[General] gravitation

John Duffield johnduffield at btconnect.com
Sat Feb 21 07:45:40 PST 2015


Andrew:

It’s a mystery to me why people don’t know about this kind of stuff. Einstein said a field is a state of space. Susskind said the same in his video lecture. And there aren’t two states of space where an electron is.

As for the strong force, it’s supposed to be fundamental. So ask yourself this: where does the strong force go in low-energy proton-antiproton annihilation to gamma photons? And ask yourself this: what is it that makes the electromagnetic wave propagate at c? Alternatively, imagine you can hold this electron in your hands like a bagel. 



Imagine it’s elastic, like the bag model. Try to pull it apart. You will find that you cannot. You can’t pull this kiddie apart either:




It’s made of three parts, three partons. See http://www.ipmu.jp/webfm_send/1053 and note page 11 where Witten mentions knot crossings? Trace round it clockwise starting at the bottom left calling out the crossing-over directions: up up down. When you do eventually break this thing, you don’t see three things flying free.  

Regards
John D 


From: Andrew Meulenberg 
Sent: Saturday, February 21, 2015 6:41 AM
To: Nature of Light and Particles - General Discussion 
Subject: [General] gravitation

Dear John D,


I wonder why this concept has not been developed?


"The clockwise and anticlockwise twists don’t quite cancel. The rubber sheet is subject to a tension that diminishes with distance. That represents the hydrogen atom’s gravitational field."

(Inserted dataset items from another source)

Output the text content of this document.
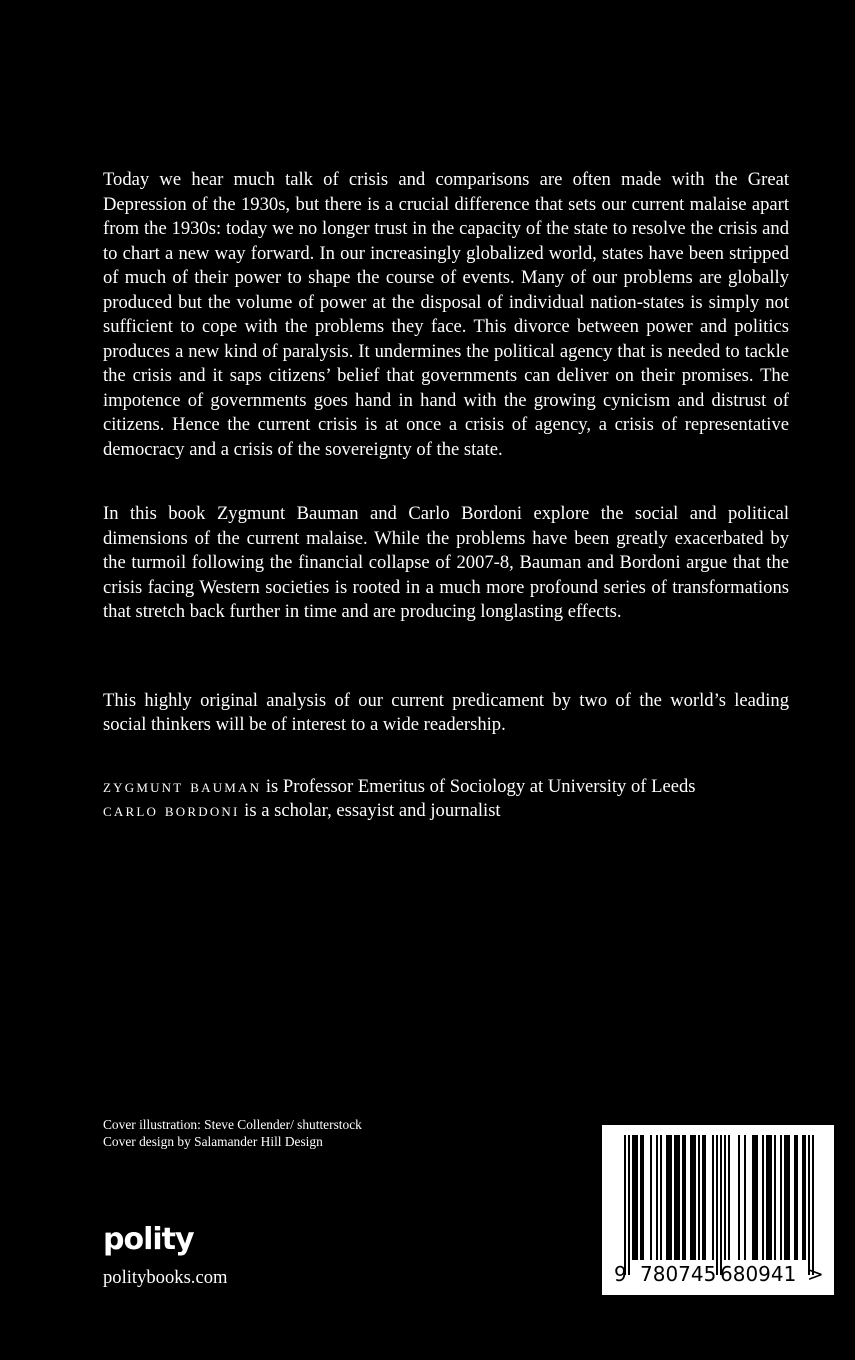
Today we hear much talk of crisis and comparisons are often made with the Great Depression of the 1930s, but there is a crucial difference that sets our current malaise apart from the 1930s: today we no longer trust in the capacity of the state to resolve the crisis and to chart a new way forward. In our increasingly globalized world, states have been stripped of much of their power to shape the course of events. Many of our problems are globally produced but the volume of power at the disposal of individual nation-states is simply not sufficient to cope with the problems they face. This divorce between power and politics produces a new kind of paralysis. It undermines the political agency that is needed to tackle the crisis and it saps citizens’ belief that governments can deliver on their promises. The impotence of governments goes hand in hand with the growing cynicism and distrust of citizens. Hence the current crisis is at once a crisis of agency, a crisis of representative democracy and a crisis of the sovereignty of the state.

In this book Zygmunt Bauman and Carlo Bordoni explore the social and political dimensions of the current malaise. While the problems have been greatly exacerbated by the turmoil following the financial collapse of 2007-8, Bauman and Bordoni argue that the crisis facing Western societies is rooted in a much more profound series of transformations that stretch back further in time and are producing longlasting effects.

This highly original analysis of our current predicament by two of the world’s leading social thinkers will be of interest to a wide readership.

zygmunt bauman is Professor Emeritus of Sociology at University of Leeds

carlo bordoni is a scholar, essayist and journalist

Cover illustration: Steve Collender/ shutterstock

Cover design by Salamander Hill Design

polity
politybooks.com	9 780745 680941 >
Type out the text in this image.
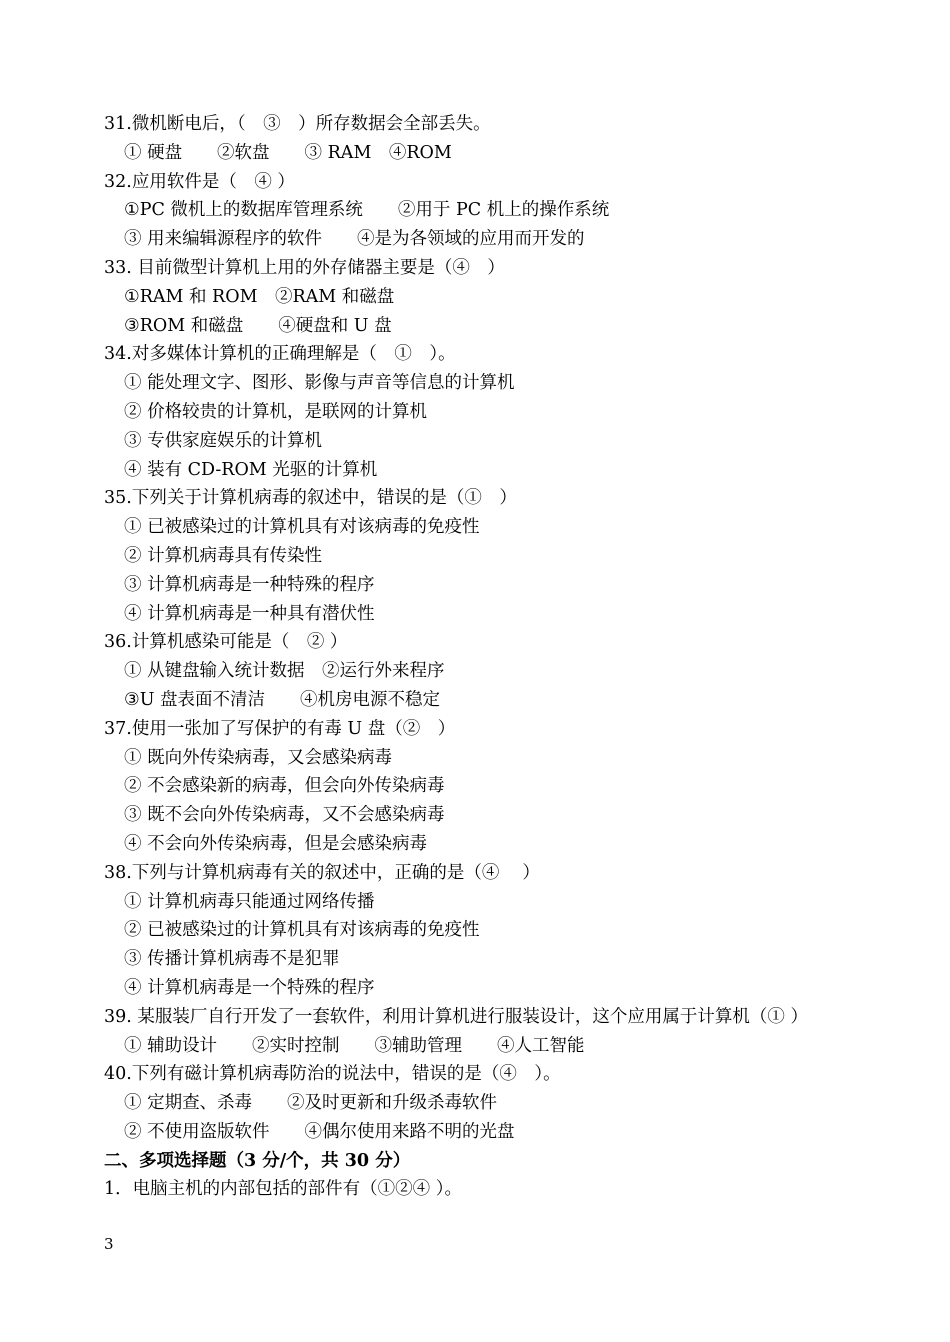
31.微机断电后，（　③　）所存数据会全部丢失。
① 硬盘　　②软盘　　③ RAM　④ROM
32.应用软件是（　④ ）
①PC 微机上的数据库管理系统　　②用于 PC 机上的操作系统
③ 用来编辑源程序的软件　　④是为各领域的应用而开发的
33. 目前微型计算机上用的外存储器主要是（④　）
①RAM 和 ROM　②RAM 和磁盘
③ROM 和磁盘　　④硬盘和 U 盘
34.对多媒体计算机的正确理解是（　①　）。
① 能处理文字、图形、影像与声音等信息的计算机
② 价格较贵的计算机，是联网的计算机
③ 专供家庭娱乐的计算机
④ 装有 CD-ROM 光驱的计算机
35.下列关于计算机病毒的叙述中，错误的是（①　）
① 已被感染过的计算机具有对该病毒的免疫性
② 计算机病毒具有传染性
③ 计算机病毒是一种特殊的程序
④ 计算机病毒是一种具有潜伏性
36.计算机感染可能是（　② ）
① 从键盘输入统计数据　②运行外来程序
③U 盘表面不清洁　　④机房电源不稳定
37.使用一张加了写保护的有毒 U 盘（②　）
① 既向外传染病毒，又会感染病毒
② 不会感染新的病毒，但会向外传染病毒
③ 既不会向外传染病毒，又不会感染病毒
④ 不会向外传染病毒，但是会感染病毒
38.下列与计算机病毒有关的叙述中，正确的是（④　 ）
① 计算机病毒只能通过网络传播
② 已被感染过的计算机具有对该病毒的免疫性
③ 传播计算机病毒不是犯罪
④ 计算机病毒是一个特殊的程序
39. 某服装厂自行开发了一套软件，利用计算机进行服装设计，这个应用属于计算机（① ）
① 辅助设计　　②实时控制　　③辅助管理　　④人工智能
40.下列有磁计算机病毒防治的说法中，错误的是（④　）。
① 定期查、杀毒　　②及时更新和升级杀毒软件
② 不使用盗版软件　　④偶尔使用来路不明的光盘
二、多项选择题（3 分/个，共 30 分）
1．电脑主机的内部包括的部件有（①②④ ）。
3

I came to this conclusion several years ago that gravitation was the long-range, non-torsional, 'residue' of the strong EM fields composing the net-neutral charge fields of matter. This came from thinking (non-mathematically) about the differences between the E & M forces as distortions of space & how relativity affects them.


I hope to write-up a paper on strong-gravity (after the conference in August), that describes the nuclear strong force as resulting from the interacting short-range (multipole) fields of the relativistic electron-positron 'clusters' (triplets?) called quarks.